20 novembre 2013 : Journée mondiale de la Bronchopneumopathie Chronique Obstructive (BPCO)

20 novembre 2013 : Journée mondiale de la Bronchopneumopathie Chronique Obstructive (BPCO)

La 12ème Journée mondiale de la Bronchopneumopathie Chronique Obstructive (BPCO) se tient le mercredi 20 novembre.

A l’occasion de cette nouvelle Journée mondiale, la Fondation du Souffle a réalisé un sondage OpinionWay pour appréhender la connaissance de la maladie auprès des pharmaciens, des médecins généralistes et du grand public. Ce sondage établit un état des lieux de la connaissance de la maladie et dégage quelques tendances dont la prise en compte doit permettre d’améliorer la détection précoce, le dépistage et la prise en charge de la maladie.

Ce sondage a été réalisé en octobre 2013 sur un échantillon de 151 médecins généralistes, 403 pharmaciens d’officine et 1028 individus de 18 ans et plus.
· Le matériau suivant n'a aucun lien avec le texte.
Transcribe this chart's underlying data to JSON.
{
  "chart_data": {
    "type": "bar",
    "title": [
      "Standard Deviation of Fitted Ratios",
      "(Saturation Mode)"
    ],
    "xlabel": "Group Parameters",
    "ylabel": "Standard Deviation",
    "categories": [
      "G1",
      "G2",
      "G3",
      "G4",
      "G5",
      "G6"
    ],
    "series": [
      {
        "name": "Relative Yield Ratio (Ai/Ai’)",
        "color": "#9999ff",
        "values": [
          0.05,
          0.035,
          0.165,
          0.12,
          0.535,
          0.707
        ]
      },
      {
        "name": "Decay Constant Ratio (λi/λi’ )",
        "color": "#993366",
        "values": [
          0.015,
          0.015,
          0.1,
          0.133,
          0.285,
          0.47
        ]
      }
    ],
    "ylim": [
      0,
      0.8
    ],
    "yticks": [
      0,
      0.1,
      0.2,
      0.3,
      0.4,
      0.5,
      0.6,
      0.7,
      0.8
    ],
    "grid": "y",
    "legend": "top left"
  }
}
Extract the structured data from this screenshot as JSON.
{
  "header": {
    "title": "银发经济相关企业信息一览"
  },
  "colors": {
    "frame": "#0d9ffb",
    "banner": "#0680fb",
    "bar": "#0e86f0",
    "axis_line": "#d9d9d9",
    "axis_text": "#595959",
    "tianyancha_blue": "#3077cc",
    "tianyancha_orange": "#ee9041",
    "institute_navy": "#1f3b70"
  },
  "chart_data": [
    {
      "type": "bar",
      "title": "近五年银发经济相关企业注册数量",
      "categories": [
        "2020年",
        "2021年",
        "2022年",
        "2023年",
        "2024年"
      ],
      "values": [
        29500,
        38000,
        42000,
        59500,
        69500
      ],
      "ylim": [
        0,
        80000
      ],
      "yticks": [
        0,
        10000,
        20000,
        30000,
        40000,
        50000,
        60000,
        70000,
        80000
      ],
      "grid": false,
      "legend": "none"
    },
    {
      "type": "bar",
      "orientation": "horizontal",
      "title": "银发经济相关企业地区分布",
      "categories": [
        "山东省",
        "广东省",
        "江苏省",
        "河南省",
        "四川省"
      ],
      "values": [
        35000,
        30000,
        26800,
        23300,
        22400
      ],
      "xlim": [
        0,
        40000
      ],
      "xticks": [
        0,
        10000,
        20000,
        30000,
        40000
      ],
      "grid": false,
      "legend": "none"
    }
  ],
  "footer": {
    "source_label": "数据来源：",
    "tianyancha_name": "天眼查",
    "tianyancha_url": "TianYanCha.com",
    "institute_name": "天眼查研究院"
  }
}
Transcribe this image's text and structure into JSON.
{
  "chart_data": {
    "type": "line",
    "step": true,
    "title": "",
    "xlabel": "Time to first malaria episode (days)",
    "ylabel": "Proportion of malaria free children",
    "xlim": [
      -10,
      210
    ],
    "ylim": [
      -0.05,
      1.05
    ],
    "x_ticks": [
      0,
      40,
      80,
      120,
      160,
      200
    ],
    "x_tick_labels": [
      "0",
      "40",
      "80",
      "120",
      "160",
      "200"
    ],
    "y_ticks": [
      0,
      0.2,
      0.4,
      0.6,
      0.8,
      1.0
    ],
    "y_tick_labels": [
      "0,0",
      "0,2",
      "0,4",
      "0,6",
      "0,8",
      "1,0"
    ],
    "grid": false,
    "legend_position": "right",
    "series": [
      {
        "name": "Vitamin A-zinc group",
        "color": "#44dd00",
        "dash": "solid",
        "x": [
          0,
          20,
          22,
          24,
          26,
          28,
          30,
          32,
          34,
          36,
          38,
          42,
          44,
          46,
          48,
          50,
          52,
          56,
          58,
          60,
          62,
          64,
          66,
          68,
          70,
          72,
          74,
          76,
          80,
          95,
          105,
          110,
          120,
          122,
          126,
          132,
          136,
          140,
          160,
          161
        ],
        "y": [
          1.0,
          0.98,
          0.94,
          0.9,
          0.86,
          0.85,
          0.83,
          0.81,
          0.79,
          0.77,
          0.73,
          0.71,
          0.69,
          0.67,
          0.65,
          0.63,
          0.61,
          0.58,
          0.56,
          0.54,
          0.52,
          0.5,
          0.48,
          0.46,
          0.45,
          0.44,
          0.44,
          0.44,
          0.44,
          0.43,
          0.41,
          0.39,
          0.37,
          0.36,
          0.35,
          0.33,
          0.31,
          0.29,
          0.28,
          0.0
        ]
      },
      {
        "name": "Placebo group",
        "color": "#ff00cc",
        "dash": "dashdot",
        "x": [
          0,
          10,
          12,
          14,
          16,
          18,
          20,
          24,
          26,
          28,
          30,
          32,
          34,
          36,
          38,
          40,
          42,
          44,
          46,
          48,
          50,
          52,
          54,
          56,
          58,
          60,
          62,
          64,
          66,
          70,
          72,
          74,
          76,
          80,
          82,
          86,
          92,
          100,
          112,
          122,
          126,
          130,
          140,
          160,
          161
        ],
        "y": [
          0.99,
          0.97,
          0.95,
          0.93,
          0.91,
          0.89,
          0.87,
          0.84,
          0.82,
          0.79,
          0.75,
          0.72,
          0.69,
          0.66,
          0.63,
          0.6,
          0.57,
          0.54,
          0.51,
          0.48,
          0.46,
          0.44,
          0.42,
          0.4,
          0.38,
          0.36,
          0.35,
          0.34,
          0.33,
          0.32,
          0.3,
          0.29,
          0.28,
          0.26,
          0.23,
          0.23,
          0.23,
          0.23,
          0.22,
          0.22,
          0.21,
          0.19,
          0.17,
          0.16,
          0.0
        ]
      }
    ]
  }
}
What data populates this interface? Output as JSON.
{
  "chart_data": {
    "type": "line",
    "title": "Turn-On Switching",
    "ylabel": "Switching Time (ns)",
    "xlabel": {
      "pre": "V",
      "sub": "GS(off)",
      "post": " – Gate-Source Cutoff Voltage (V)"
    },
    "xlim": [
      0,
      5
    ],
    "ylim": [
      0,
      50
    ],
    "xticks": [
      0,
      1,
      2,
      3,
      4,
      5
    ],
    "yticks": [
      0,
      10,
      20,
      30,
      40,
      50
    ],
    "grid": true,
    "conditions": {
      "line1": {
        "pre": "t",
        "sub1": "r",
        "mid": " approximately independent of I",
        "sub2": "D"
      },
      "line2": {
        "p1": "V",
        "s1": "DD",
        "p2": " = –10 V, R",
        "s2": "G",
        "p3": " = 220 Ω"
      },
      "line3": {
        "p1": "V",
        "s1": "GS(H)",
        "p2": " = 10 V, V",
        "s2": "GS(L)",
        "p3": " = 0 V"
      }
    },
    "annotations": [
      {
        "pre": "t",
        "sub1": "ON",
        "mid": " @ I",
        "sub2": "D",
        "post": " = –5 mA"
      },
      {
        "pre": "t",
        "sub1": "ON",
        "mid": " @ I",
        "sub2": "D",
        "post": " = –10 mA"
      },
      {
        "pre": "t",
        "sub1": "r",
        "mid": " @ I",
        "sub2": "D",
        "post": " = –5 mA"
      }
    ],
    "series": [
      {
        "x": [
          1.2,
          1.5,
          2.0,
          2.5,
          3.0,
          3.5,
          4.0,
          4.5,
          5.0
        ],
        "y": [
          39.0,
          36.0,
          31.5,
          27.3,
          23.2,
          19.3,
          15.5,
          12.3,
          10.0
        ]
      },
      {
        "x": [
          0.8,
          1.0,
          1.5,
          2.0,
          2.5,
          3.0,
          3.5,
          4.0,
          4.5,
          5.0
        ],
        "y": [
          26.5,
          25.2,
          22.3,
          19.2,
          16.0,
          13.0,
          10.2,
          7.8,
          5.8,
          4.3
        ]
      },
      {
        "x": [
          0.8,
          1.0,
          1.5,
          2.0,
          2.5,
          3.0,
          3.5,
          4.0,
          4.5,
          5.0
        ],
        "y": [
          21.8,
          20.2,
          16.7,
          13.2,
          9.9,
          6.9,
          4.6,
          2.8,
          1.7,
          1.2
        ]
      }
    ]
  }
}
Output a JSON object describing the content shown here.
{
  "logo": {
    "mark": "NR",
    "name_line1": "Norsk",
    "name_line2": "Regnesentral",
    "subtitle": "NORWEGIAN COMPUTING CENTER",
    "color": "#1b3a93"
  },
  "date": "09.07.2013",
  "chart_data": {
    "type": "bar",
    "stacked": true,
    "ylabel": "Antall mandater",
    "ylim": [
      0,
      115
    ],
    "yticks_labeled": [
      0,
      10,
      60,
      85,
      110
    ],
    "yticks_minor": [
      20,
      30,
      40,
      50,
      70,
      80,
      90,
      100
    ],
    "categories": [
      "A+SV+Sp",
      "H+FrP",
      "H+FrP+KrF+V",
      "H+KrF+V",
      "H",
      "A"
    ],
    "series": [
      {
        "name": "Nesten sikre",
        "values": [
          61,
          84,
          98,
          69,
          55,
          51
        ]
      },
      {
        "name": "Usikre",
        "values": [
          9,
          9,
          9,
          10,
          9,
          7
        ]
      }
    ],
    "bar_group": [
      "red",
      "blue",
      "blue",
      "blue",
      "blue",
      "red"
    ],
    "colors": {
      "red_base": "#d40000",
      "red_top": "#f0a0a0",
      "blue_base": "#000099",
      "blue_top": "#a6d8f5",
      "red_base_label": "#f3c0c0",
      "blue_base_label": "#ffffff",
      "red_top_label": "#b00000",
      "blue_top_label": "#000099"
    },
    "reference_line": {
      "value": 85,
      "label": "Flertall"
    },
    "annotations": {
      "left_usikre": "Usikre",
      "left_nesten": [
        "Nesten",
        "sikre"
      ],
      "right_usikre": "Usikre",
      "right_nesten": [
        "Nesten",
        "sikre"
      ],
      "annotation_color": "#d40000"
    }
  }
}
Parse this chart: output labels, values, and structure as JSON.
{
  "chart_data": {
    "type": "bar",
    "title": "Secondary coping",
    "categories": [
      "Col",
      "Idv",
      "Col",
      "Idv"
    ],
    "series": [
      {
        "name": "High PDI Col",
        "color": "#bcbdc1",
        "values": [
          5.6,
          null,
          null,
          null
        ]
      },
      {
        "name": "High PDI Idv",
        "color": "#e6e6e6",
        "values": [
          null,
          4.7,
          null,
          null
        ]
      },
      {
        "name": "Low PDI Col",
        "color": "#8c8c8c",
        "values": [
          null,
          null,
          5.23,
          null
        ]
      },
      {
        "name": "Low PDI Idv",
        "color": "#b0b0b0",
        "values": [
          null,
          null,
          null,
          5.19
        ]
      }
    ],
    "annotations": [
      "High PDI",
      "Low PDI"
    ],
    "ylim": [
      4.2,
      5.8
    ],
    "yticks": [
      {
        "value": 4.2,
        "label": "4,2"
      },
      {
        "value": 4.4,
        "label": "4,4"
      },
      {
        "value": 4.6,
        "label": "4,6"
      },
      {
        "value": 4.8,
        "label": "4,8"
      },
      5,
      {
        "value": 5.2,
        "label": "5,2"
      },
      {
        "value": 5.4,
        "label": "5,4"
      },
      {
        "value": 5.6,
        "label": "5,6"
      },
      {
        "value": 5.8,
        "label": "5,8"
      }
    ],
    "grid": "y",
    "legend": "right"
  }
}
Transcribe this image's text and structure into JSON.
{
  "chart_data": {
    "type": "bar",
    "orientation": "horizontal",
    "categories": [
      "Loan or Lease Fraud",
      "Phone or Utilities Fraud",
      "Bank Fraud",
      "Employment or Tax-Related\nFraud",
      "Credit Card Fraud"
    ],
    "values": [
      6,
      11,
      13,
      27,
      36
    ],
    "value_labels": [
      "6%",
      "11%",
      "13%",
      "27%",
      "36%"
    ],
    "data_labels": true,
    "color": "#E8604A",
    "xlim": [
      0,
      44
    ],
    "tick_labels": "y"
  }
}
Les Français méconnaissent très largement la BPCO : 1 sur 10 déclare connaître cette maladie

Sans surprise, le grand public est largement sous informé sur la BPCO : sur la maladie, sa prévalence mais également et plus grave son principal facteur de risque, le tabac et le caractère mortel de la pathologie. 

Les professionnels de santé au global connaissent plutôt bien la pathologie, même si on peut encore améliorer leurs connaissances quant aux symptômes, notamment pour les aider au diagnostic.

Les médecins généralistes, davantage confrontés aux questions des patients, sont aussi ceux qui sont le mieux informés et le plus à l’aise pour parler de la BPCO avec ces derniers. 

Alors que les pharmaciens s’estiment en majorité sous-informés et ont plus de difficultés à expliquer la maladie aux patients.

La 2ème maladie respiratoire en France

La BPCO est une maladie irréversible (par l’obstruction et l’altération des voies respiratoires, notamment à cause du tabagisme) diagnostiquée souvent trop tard. Les 2/3 des patients ignorent qu’ils en sont atteints. Et comme une des causes premières de la maladie est le tabac, certains continuent à fumer. Les symptômes les plus connus sont l’essoufflement, une toux quotidienne ou presque, des expectorations et des bronchites à répétition ou traînantes. Mais seule la mesure du souffle permet de diagnostiquer de façon fiable la maladie. Diagnostiquée trop tard, elle expose à des risques graves de handicaps : essoufflement au moindre effort et nécessité d’assistance respiratoire dont oxygénothérapie permanente au long cours.

Il n’est jamais trop tard pour arrêter de fumer et il est donc possible d’enrayer l’évolution de la maladie, quel que soit son stade.

Avec 3,5 millions de personnes touchées (8% de la population) et 17 000 morts chaque année en France, soit 3 fois plus que les accidents de la route, la BPCO est aujourd’hui la 2ème maladie respiratoire après l’asthme et la 6ème cause de mortalité en France. 

Selon l’Organisation mondiale de la Santé (OMS), la BPCO sera en 2020 la 3ème cause de mortalité dans le monde.

La campagne « La maladie respiratoire qui tue à petit feu » au ton volontairement provocateur insiste sur la cause première de la maladie : le tabac (3 cas sur 4).

Cette campagne 2013 cherche ainsi à interpeller et informer le grand public.